Ainsi, dans Black Paradox, les personnages sont confrontés à des sortes de tumeurs très morbides et envahissantes sur certaines zones de leur corps, tumeurs qui renvoient d’ailleurs toutes à une sorte de symbolique en lien avec la personnalité du protagoniste concerné. Je pense que l’auteur a voulu davantage travailler sur l’aspect symbolique de cette pathologie paranormale plutôt que sur l’aspect viscéral et corporel. C’était d’ailleurs déjà le cas dans Uzumaki où finalement la transformation corporelle était elle-même exécutée afin d’arriver à une forme visuelle (et donc symbolique) de spirale. Cependant, Uzumaki parvenait à lier les deux de manière plus viscérale, sans doute car la déformation que subissaient les habitants de Kurouzu était totalement inconnue et inattendue, et chaque révélation portait son impact visuel en lui-même, sorte de jump-scare sans le son.
Ici, les déformations corporelles ne sont pas très originales, ne sont pas surprenantes en soi, et il faut alors, à mon sens, les exagérer et/ou les prolonger dans le temps, voire les détailler de façon complètement morbide (on pense au génie d’un David Cronenberg par exemple, qui étire ses horreurs corporelles parfois jusqu’à la nausée). Dans Black Paradox, les déformations arrivent vite (voire sont déjà présentes pour certaines) et ne “grandissent” pas spécialement, si ce n’est en dehors du corps de la personne, donc en dehors de ses sensations physiques, ce qui, à mon sens, perd de son impact émotionnel et surtout organique.

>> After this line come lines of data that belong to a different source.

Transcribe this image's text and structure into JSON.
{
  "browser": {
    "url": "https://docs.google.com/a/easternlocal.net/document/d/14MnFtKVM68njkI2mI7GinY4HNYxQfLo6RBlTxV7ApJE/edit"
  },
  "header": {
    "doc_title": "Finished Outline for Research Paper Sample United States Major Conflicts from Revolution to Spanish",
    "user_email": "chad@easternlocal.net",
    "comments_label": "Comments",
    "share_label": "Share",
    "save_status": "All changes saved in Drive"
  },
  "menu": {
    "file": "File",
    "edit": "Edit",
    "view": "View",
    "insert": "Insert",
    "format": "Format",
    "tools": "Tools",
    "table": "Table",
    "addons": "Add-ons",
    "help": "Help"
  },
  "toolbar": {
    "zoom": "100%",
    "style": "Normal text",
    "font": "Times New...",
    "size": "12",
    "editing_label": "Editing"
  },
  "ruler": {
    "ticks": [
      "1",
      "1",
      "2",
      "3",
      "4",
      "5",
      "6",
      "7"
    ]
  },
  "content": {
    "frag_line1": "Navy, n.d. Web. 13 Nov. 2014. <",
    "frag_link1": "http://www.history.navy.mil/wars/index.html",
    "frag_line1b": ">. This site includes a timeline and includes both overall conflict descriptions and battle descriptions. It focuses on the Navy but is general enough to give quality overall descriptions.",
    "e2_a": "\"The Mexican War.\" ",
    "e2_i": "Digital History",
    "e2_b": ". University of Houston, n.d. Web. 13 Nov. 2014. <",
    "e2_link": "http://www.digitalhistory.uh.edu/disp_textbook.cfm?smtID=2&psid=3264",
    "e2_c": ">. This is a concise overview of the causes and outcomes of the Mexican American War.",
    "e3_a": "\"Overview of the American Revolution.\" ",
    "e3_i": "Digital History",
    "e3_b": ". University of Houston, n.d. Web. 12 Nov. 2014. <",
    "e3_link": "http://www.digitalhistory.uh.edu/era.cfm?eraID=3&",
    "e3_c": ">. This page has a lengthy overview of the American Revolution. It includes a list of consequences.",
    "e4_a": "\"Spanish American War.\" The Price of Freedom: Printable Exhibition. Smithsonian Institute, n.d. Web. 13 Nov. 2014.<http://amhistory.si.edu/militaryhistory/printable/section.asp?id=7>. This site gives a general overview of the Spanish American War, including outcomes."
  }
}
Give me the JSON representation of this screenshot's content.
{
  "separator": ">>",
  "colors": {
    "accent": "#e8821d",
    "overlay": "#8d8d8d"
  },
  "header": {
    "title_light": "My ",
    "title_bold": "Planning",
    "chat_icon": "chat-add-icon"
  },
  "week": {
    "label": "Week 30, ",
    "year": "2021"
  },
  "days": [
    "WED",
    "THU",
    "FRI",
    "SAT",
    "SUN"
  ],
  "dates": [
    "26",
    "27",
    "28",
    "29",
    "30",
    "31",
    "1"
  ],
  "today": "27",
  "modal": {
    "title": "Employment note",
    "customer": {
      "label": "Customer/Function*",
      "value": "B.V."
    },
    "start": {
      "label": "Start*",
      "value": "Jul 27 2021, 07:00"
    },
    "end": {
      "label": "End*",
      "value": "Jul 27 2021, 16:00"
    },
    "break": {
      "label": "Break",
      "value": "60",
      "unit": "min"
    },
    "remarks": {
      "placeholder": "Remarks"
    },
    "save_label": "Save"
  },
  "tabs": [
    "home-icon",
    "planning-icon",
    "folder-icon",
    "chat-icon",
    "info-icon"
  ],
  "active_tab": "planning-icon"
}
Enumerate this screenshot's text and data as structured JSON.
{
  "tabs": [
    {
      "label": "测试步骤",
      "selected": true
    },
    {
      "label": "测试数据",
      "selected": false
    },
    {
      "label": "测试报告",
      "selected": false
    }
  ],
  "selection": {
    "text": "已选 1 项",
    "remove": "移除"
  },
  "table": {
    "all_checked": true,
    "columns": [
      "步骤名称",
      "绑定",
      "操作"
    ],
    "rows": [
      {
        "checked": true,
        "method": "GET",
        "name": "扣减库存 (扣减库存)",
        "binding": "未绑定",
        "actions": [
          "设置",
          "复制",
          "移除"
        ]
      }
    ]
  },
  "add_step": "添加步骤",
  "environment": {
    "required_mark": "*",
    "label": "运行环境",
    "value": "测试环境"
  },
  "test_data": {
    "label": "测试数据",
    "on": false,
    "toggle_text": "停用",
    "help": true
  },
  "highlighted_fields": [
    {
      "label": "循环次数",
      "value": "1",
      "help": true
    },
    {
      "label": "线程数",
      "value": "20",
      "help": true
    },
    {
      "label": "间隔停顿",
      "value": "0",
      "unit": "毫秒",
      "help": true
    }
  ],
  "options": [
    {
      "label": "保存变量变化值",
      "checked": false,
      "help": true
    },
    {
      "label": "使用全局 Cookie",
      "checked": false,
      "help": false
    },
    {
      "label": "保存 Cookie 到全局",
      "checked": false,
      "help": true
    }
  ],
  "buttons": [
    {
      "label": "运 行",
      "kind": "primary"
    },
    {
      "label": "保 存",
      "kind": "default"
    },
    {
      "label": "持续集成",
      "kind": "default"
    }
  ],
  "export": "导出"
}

Visuellement par contre, cela fonctionne car Junji Ito mêle à ces proéminences peu ragoûtantes tout un univers médical et expérimental, qui accentue la sensation d’interdit et d’insoutenable, mais encore une fois, un organe (ou organisme) en souffrance ne transmet sa souffrance qu’au travers de sensations physiques, donc un organe détaché du corps ne peut finalement exister que visuellement et non dans nos ressentis corporels. Certaines planches valent tout de même le détour et ponctuent habilement un récit un peu ronflant par moments.
Black Paradox, sous sa belle couverture cartonnée classieuse, presque gothique, n’est malheureusement qu’un récit mineur du maître Junji Ito. L’histoire n’est cousue que d’un mince fil blanc et ne parvient ni à approfondir correctement ses thématiques de base ni à plonger totalement dans le pulp décomplexé et visuel. Certaines planches du maître valent tout de même le détour, mais c’est un peu mince au vu du prix annoncé. Une histoire (+ un récit court) qui ne sont malheureusement pas destinés à rester dans les hauts faits du mangaka. Reste que Delcourt-Tonkam nous propose un somptueux objet qui pourrait dès lors s’apparenter davantage à un recueil graphique, pour le coup de qualité, qu’à un manga traditionnel, qui peut rejoindre les autres éditions Prestige du maître sorties auparavant.